Our results showed that appealing to users’ sense of morality had implications for the number of days per semester students avoided campus, as well as the honest reporting of symptoms. While ~1 extra day of avoiding campus per semester per user may not be a monumental result, when considered on a population scale the impacts add up. A major benefit of this behavior-nudge approach is that the additional cost is negligible or nonexistent. The only change made was in the framing of the text, not in the number or frequency of messages.
Creatively using back-end data to construct primary outcomes can lead to large sample sizes and a well-powered experiment. For our Honesty experiment, we were able to include almost 20,000 unique users in our sample. Collecting primary data among this many users would impose a huge cost. Instead, we designed our primary and secondary outcomes around data already being collected by back-end data in the app. This large sample size allowed us to detect small but meaningful effect sizes. In other interventions, tiny effect sizes may not be policy relevant as the costs of running a program would not be worth a small magnitude effect. However, in this context, there is a low-to-zero cost of re-framing a standard HealthCheck message. As such, small effect sizes -of one more day per semester where a person with COVID symptoms avoids campus can justify the low-costs of adopting the intervention at scale.

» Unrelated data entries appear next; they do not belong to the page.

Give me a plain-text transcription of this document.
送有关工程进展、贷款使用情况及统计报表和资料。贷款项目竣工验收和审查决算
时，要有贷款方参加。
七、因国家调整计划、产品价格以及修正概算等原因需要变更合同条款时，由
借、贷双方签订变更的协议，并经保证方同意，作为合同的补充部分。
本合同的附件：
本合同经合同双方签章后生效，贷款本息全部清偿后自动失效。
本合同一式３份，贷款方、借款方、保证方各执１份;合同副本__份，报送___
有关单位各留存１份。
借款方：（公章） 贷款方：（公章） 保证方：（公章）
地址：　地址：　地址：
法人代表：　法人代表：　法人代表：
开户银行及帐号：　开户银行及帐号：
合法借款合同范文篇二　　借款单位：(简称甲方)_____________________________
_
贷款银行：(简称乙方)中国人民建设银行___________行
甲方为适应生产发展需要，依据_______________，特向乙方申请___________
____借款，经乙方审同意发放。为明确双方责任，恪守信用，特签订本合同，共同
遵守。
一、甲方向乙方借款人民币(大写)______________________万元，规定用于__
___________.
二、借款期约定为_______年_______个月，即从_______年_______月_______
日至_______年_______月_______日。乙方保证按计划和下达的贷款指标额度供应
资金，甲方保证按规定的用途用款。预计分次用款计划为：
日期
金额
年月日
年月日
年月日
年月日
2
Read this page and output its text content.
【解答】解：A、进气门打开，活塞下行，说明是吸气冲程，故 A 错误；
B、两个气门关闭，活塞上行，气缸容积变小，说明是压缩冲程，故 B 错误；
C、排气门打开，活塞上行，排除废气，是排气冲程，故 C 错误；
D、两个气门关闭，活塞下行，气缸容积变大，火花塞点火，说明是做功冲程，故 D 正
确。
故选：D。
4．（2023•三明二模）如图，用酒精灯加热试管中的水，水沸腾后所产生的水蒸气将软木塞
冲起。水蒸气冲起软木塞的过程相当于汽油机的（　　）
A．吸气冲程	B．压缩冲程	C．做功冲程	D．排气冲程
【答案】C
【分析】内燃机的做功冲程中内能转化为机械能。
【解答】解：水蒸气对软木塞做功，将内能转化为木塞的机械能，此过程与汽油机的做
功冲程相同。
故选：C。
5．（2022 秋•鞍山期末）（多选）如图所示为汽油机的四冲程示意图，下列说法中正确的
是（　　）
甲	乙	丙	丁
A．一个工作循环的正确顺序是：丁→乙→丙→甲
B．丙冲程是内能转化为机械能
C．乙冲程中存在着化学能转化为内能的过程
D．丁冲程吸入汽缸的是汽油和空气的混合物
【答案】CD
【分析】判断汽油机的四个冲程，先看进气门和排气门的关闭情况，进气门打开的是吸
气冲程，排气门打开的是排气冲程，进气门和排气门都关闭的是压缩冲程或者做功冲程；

Considering the limited ability of governments to continuously test for COVID cases, they have relied on self-screening and self-reporting of testing data and symptoms, often through internet or mobile applications.3 Digital self-assessments rely on the honesty of the people reporting their symptoms, as they weigh the tradeoffs of gaining access to desired services with risks to themselves and their community. Our findings – that appealing to an individual’s sense of morality improved honest reporting – have implications for those designing behavioral nudges for COVID-19 screening and beyond.